My name is Benjamin Bryce and I will begin the fifth year of my PhD at York University in September 2012. My interest in researching German immigration to Canada first began while I spent a bit over a year teaching English in Berlin and Schleswig-Holstein between my BA and MA in 2005-2006. My MA thesis, which I wrote while on a York exchange in Berlin in 2007-2008, was on a topic in German-Canadian history and was generously supported by the Spletzer Family Foundation MA scholarship. For three months in the summer of 2011, I carried out research for my PhD in Berlin and Leipzig as well.

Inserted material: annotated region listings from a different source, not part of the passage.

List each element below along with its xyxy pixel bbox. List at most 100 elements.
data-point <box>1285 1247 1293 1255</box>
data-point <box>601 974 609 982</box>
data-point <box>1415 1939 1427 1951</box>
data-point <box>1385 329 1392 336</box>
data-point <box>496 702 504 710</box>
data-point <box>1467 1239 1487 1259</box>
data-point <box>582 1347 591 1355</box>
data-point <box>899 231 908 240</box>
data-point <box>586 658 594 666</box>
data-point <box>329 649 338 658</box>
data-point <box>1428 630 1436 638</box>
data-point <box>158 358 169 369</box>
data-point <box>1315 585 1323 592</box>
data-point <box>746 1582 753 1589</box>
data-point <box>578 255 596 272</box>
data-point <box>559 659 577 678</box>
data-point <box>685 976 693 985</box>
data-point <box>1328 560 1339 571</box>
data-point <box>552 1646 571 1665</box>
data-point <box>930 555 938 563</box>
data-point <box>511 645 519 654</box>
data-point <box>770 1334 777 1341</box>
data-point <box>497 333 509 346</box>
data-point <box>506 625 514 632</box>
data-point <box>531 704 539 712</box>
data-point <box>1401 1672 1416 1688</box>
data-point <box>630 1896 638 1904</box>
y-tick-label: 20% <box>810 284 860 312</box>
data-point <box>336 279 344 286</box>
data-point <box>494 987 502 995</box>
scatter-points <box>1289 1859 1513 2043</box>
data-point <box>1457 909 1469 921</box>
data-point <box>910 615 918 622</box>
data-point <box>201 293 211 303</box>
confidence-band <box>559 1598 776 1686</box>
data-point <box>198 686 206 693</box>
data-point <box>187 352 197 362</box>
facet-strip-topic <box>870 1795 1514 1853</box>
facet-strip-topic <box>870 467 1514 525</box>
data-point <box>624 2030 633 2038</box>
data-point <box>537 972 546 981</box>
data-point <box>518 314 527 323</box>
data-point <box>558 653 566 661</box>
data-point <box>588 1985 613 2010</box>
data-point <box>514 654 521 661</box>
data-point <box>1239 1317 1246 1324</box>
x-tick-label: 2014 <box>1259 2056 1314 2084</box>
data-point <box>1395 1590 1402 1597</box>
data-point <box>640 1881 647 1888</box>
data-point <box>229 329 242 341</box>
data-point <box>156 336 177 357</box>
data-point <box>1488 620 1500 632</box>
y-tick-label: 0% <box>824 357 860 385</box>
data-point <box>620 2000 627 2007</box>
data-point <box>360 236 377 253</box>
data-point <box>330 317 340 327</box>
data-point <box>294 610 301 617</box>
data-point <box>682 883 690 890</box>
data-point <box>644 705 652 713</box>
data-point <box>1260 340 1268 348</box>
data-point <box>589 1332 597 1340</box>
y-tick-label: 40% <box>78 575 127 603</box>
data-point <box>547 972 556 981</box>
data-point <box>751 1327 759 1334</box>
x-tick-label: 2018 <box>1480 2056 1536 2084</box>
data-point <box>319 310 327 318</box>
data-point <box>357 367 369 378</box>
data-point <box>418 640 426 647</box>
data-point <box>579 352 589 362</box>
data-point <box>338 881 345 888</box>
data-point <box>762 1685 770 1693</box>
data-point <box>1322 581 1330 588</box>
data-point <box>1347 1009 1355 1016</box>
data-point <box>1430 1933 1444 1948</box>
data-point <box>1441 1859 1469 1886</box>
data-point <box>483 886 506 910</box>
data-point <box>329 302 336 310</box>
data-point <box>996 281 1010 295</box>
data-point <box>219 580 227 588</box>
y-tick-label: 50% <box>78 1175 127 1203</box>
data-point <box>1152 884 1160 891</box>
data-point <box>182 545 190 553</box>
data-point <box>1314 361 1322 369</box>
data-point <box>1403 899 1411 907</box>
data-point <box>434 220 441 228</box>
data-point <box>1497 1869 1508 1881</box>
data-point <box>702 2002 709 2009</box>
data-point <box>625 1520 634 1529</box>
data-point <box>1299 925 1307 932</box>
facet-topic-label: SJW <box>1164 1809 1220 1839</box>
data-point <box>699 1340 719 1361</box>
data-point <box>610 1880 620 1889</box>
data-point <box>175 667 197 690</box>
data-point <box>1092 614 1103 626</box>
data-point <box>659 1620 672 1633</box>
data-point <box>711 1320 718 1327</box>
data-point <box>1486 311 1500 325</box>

My dissertation explores the divergent constructions of German ethnicity in Canada and Argentina and the ways this influenced tangible activities related to education, childhood, social welfare, and religion. Entitled “Reproducing Ethnicity: German Schools, Philanthropy, and Religion in Ontario and Buenos Aires, 1880-1930,” it weaves together local, provincial, national, and international perspectives on the interaction between families, communities, and the state. It uses German speakers as a case study to offer new arguments about how ethnic minorities contested nationalist projects and carved an ethnic space into several public domains in Ontario and Buenos Aires. Schooling, charities, and religion provide windows into the ideas of language and nation that Canadian and Argentine politicians, bureaucrats, and educators espoused and the alternative visions that German-speaking teachers, female fundraisers, and clergymen propounded. The comparative approach situates immigration to Canada in its global context by juxtaposing this country with Argentina, which was second only to the United States in attracting European immigrants between 1870 and 1945. The research is funded in part by a Spletzer Family Foundation German-Canadian Studies Research Scholarship (PhD).
Ben Bryce, York University
http://benjaminbryce.ca/

Ich Drücke Dir die Finger / I’m Crossing my Thumbs for You

Ich Drücke Dir die Finger / I’m Crossing my Thumbs for You: Understanding of German Idioms by German-Speaking Residents of Kitchener-Waterloo
Idioms are a linguistic form that appear frequently in bilingual communication and play a special role: different from other forms of “mistakes” that occur, using a nonstandard version of an idiom instead of the dictionary version often causes laughter and sometimes a discussion about the meaning and the origin of the idiom. The “meaning,” linguistically referred to as the semantics, of idioms in a situation of cultural contact is the focus of my Master thesis. For the thesis project, I will conduct a study with long-term residents of Kitchener-Waterloo and locate the findings within the theoretical framework of cognitive semantics and bilingualism. Particularly, but not exclusively, I will refer to the works of George Lakoff, Raymond W. Gibbs, Michael Clyne, and François Grosjean. My research question is how the use of English as a major communication language influences German-speaking immigrants’ understanding of German idioms. The study, which includes a questionnaire and interviews, will test the hypothesis that there is a change in the understanding of idioms and assumes a significant semantic shift from the “original” idiom, as listed in the dictionary, to the meaning the participants consider as the right one: hypothetically closer to the English equivalent. The community of Kitchener-Waterloo in Ontario provides an extraordinary environment for the proposed study, as German language and heritage are apparent both in everyday life and in the academic context.